Research Paper#Reinforcement Learning, Offline RL, Fitted Q-Iteration🔬 ResearchAnalyzed: Jan 3, 2026 18:24
Stationary Reweighting Improves Soft Fitted Q-Iteration Convergence
Published:Dec 30, 2025 00:58
•1 min read
•ArXiv
Analysis
This paper addresses the instability of soft Fitted Q-Iteration (FQI) in offline reinforcement learning, particularly when using function approximation and facing distribution shift. It identifies a geometric mismatch in the soft Bellman operator as a key issue. The core contribution is the introduction of stationary-reweighted soft FQI, which uses the stationary distribution of the current policy to reweight regression updates. This approach is shown to improve convergence properties, offering local linear convergence guarantees under function approximation and suggesting potential for global convergence through a temperature annealing strategy.
Key Takeaways
- •Addresses instability issues in soft Fitted Q-Iteration (FQI) for offline reinforcement learning.

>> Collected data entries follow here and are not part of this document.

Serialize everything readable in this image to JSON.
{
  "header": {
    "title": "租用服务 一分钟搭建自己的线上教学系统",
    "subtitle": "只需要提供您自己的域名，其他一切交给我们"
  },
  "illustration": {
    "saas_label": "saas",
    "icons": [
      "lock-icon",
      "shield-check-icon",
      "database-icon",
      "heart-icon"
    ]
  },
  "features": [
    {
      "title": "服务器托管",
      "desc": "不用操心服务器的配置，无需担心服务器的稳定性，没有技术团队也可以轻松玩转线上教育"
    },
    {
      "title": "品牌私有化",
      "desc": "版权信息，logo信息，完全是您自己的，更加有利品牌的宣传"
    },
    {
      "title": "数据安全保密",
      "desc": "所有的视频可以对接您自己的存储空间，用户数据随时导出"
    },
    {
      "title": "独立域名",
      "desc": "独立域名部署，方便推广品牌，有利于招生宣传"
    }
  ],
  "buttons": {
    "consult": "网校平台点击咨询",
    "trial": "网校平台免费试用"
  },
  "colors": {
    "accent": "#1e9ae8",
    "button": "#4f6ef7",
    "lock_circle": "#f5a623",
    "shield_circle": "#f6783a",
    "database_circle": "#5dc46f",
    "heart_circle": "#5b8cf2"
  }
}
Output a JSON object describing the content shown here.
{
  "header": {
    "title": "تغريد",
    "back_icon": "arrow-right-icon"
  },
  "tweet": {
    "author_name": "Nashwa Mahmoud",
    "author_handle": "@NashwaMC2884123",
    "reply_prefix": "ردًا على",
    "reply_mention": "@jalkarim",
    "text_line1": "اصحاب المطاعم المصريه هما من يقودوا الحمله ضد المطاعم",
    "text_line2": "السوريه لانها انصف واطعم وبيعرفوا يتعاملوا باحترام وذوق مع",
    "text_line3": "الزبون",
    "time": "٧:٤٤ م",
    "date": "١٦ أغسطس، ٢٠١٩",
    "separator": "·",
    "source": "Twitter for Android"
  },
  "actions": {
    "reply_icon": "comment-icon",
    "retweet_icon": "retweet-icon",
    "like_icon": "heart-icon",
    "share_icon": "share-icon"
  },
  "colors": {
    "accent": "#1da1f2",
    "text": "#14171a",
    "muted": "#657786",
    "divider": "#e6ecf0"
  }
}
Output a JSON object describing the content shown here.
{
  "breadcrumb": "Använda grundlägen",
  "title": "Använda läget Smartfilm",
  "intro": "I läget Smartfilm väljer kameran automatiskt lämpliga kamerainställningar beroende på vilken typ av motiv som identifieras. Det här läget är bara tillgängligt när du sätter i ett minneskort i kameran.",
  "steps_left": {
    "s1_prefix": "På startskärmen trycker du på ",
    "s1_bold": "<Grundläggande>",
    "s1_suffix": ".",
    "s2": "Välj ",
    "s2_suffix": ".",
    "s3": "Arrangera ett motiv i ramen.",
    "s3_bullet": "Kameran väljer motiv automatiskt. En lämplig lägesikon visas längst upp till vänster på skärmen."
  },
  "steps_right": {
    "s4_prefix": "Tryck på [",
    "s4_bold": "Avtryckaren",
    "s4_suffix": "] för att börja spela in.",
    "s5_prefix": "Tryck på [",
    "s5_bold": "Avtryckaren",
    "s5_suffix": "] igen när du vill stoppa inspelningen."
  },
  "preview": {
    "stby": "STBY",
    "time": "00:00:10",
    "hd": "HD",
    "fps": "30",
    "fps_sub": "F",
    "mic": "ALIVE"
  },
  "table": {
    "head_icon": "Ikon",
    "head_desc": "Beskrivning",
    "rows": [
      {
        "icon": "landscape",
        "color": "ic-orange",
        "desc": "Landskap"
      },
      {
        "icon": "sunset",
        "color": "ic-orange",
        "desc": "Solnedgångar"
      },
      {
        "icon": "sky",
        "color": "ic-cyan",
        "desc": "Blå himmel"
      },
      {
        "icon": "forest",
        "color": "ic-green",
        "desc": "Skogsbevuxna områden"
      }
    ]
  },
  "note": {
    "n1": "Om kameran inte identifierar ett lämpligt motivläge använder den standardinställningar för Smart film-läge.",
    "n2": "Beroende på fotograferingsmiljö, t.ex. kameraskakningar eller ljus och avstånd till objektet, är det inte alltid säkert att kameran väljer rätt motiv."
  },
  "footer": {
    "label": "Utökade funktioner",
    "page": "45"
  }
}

- •Identifies a geometric mismatch in the soft Bellman operator as a cause of instability.
- •Introduces stationary-reweighted soft FQI to improve convergence.
- •Proves local linear convergence under function approximation.
- •Suggests a temperature annealing approach for potential global convergence.
Reference
“The paper introduces stationary-reweighted soft FQI, which reweights each regression update using the stationary distribution of the current policy. It proves local linear convergence under function approximation with geometrically damped weight-estimation errors.”